I have migrated the archive with every swap of computer since, both for me and my wife until today where the ultimate solution has been applied – it’s now being uploaded to GMail, so it’s not available and not bound to me remembering to migrate it every time. RELIEF!

So how did I do it?

1) First step – extract it from the Agent cage.

This is a tricky step. The only relevant solution is to extract it using the only relevant converter there is. Aid4Mail. This program converts also very large mail boxes between formats. I used Agent as source and Outlook PST as destination.

2) Second step – get it to GMail.

The trick here is to use Outlook as the vehicle that takes you there. Basically I followed this guide.

What you need to do is to

a) Enable IMAP in GMail. Under Settings, Forwarding and POP/IMAP there is an option to simply enable it. Save the setting and that piece is taken care of.

b) Define a GMail account via IMAP in Outlook. To be honest, this is the tricky part. Defining username, password and servers might be straight forward, but you need to do the advanced setting, defining SSL and also a specific port. There are guides available for this, for example this one (Swedish I’m afraid but I’m sure you can find it in your language as well or have it translated).

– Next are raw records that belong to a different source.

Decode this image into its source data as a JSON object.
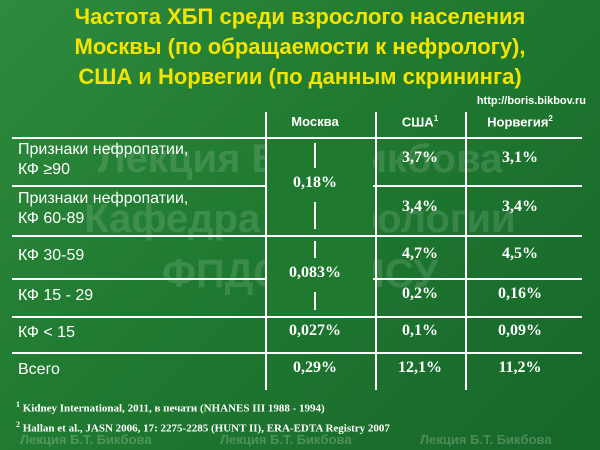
{
  "title": [
    "Частота ХБП среди взрослого населения",
    "Москвы (по обращаемости к нефрологу),",
    "США и Норвегии (по данным скрининга)"
  ],
  "url": "http://boris.bikbov.ru",
  "watermarks": [
    "Лекция Б.Т. Бикбова",
    "Кафедра нефрологии",
    "ФПДО МГМСУ"
  ],
  "footer_watermarks": [
    "Лекция Б.Т. Бикбова",
    "Лекция Б.Т. Бикбова",
    "Лекция Б.Т. Бикбова"
  ],
  "table": {
    "columns": [
      {
        "label": "Москва"
      },
      {
        "label": "США",
        "note": "1"
      },
      {
        "label": "Норвегия",
        "note": "2"
      }
    ],
    "rows": [
      {
        "label": [
          "Признаки нефропатии,",
          "КФ ≥90"
        ],
        "moscow": "0,18%",
        "cells": [
          "3,7%",
          "3,1%"
        ]
      },
      {
        "label": [
          "Признаки нефропатии,",
          "КФ 60-89"
        ],
        "cells": [
          "3,4%",
          "3,4%"
        ]
      },
      {
        "label": [
          "КФ 30-59"
        ],
        "moscow": "0,083%",
        "cells": [
          "4,7%",
          "4,5%"
        ]
      },
      {
        "label": [
          "КФ 15 - 29"
        ],
        "cells": [
          "0,2%",
          "0,16%"
        ]
      },
      {
        "label": [
          "КФ < 15"
        ],
        "moscow": "0,027%",
        "cells": [
          "0,1%",
          "0,09%"
        ]
      },
      {
        "label": [
          "Всего"
        ],
        "moscow": "0,29%",
        "cells": [
          "12,1%",
          "11,2%"
        ]
      }
    ]
  },
  "footnotes": [
    {
      "mark": "1",
      "text": "Kidney International, 2011, в печати (NHANES III 1988 - 1994)"
    },
    {
      "mark": "2",
      "text": "Hallan et al., JASN 2006, 17: 2275-2285 (HUNT II), ERA-EDTA Registry 2007"
    }
  ]
}
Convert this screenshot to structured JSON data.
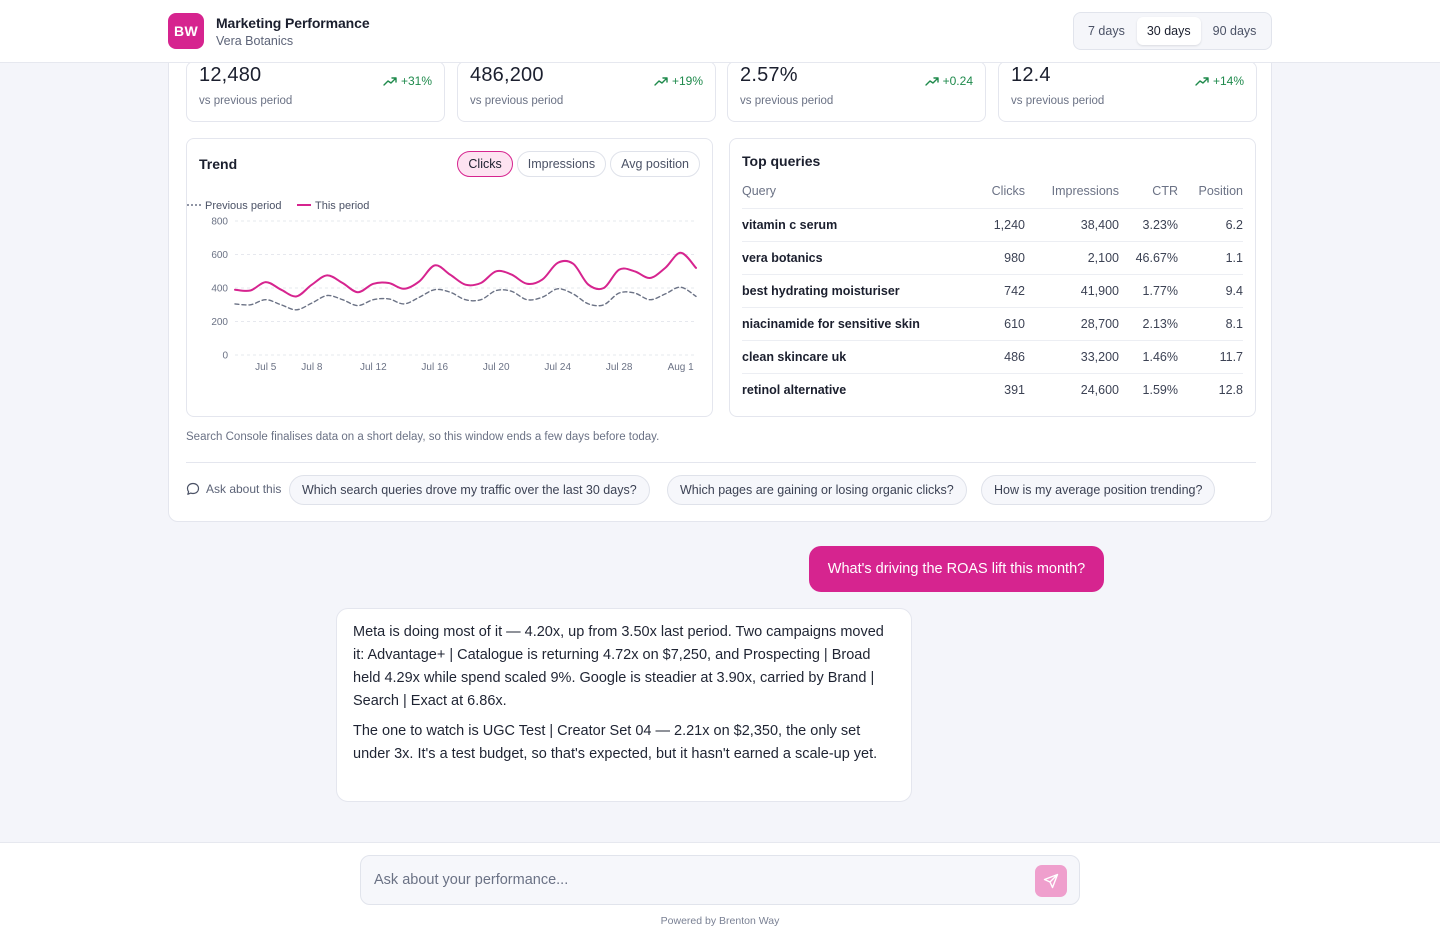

c) The guide referenced on the first line of this section suggests you import messages from the PST file. That’s not really needed. It’s even a fairly clumsy solution. All you need to do is to open the PST file. (Select Open from the Archive menu). Quite a lot easier as the target is not to have the mail available in Outlook when I’m done with this. If it was, you can of course also copy the PST to the hidden directory where all of the others are also placed.

d) Now the really easy part – just select the directory with the mail and copy it got the GMail folder. It will naturally take LONG to copy data over IMAP. We are talking hours even with modest volumes, but who cares – let it work overnight and wake up a happier person!!! 🙂

Learnings

Did the above sound easy? In theory YES, but in practice NOT AT ALL!

My transfers were interrupted many times for various reasons.

Key one was that it wasn’t possible to create subfolders. Thing is – I didn’t have any subfolders so this was in fact an error that indicated unsupported characters in the directory names. Of course the “/” is not to be used, but I also guess that the “!” and the quotation mark itself.

Secondly there is a restriction on length of the tag name. If the foldername that gets to the tag is longer than the allowed tagname, then you’re our of luck.